Ya da tam tatile çıkacağı günlerde, gideceği şehirde 7/24 gönderilerini alabileceği akıllı bir pudo’nun olması çok daha konforlu değil mi?
En iyiyi bulmak oldukça zor ve meşakkatli bir süreç olsa da bazı şeylerde hemfikir olabiliyoruz.
Örneğin elektrikli scooter’lar hayatımıza iyi olarak girdi, bizi bir yerden bir yere çevreci ve az maliyetli şekilde götürmesi ne kadar değerli…
Ya da robot süpürgeler iyidir diyebiliriz, evinizi siz yokken de temizleyebilir.
Bu açıdan yaklaşıldığında pudo’lar da iyidir, adreste olmaya gerek olmadan, kişi her nerede olursa olsun gönderiler hep orada bekler, müsait olduğunda uğrayıp alabilir.
En iyi kişiye ve duruma göre en iyi her daim değişir durur. Evimde kedi varsa robot süpürgenin en iyi, ev ile iş arası 5-6 km mesafede ise scooter kullanmak en iyi olabilir.
Peki pudo kullanmak hangi koşullarda en iyi olabilir?

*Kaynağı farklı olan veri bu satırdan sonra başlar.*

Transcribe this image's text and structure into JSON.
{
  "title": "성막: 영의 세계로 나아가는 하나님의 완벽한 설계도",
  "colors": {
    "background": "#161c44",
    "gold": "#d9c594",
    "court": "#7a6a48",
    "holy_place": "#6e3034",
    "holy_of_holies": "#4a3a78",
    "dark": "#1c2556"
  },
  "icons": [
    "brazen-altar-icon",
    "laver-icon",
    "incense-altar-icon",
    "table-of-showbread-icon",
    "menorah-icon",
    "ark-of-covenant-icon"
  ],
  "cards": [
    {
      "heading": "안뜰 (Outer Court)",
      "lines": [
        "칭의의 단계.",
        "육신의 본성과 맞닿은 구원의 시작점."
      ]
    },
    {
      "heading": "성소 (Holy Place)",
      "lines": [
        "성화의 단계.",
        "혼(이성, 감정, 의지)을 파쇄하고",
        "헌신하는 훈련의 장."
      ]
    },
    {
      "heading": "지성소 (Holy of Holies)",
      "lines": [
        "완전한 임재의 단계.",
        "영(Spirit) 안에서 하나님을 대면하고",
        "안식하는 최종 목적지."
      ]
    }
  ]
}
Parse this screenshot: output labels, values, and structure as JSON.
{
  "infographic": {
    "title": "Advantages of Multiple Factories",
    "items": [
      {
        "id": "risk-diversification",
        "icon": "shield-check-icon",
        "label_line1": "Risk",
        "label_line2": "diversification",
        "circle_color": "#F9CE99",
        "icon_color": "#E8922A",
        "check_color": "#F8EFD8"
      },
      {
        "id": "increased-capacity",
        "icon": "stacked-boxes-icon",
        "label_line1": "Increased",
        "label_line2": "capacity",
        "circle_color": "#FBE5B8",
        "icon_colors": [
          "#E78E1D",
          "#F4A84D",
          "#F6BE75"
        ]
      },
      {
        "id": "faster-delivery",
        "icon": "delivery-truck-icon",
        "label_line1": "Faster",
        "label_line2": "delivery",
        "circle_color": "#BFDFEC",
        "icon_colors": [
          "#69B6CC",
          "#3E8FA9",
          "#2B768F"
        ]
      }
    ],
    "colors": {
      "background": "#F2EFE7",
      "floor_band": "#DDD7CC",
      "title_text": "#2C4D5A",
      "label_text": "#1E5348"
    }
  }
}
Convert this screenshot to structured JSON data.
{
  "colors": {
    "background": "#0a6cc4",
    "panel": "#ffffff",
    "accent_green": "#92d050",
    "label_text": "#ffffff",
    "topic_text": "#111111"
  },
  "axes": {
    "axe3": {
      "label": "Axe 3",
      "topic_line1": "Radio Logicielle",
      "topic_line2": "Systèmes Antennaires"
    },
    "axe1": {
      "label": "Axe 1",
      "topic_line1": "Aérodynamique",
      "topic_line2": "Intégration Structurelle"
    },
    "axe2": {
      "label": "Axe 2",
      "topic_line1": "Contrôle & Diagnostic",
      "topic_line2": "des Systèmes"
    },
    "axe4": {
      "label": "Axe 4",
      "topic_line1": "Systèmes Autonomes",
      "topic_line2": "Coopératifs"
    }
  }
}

Sabahtan akşama evde olmadığında, güncelsen, sosyalsen, hayatın içindeysen, ruhun sokaktaysa, ofise gidiyorsan, mobil çalışıyorsan, köpeğini sabahları gezdiriyorsan, sevgilinle buluşuyorsan, tatile çıkıyorsan, cafede bir çay/kahve içip kitabımı okuyayım diyorsan, arkadaşlarınla buluşmayı seviyorsan, okula gidiyorsan, çöpü dışarı çıkarıyorsan, spora gidiyorsan, hobi edinmeyi seviyorsan, berbere gidiyorsan, terziye gidiyorsan, markete gidiyorsan, yürümeyi seviyorsan, hayal kuruyorsan, pudo kullanmak en iyi olabilir…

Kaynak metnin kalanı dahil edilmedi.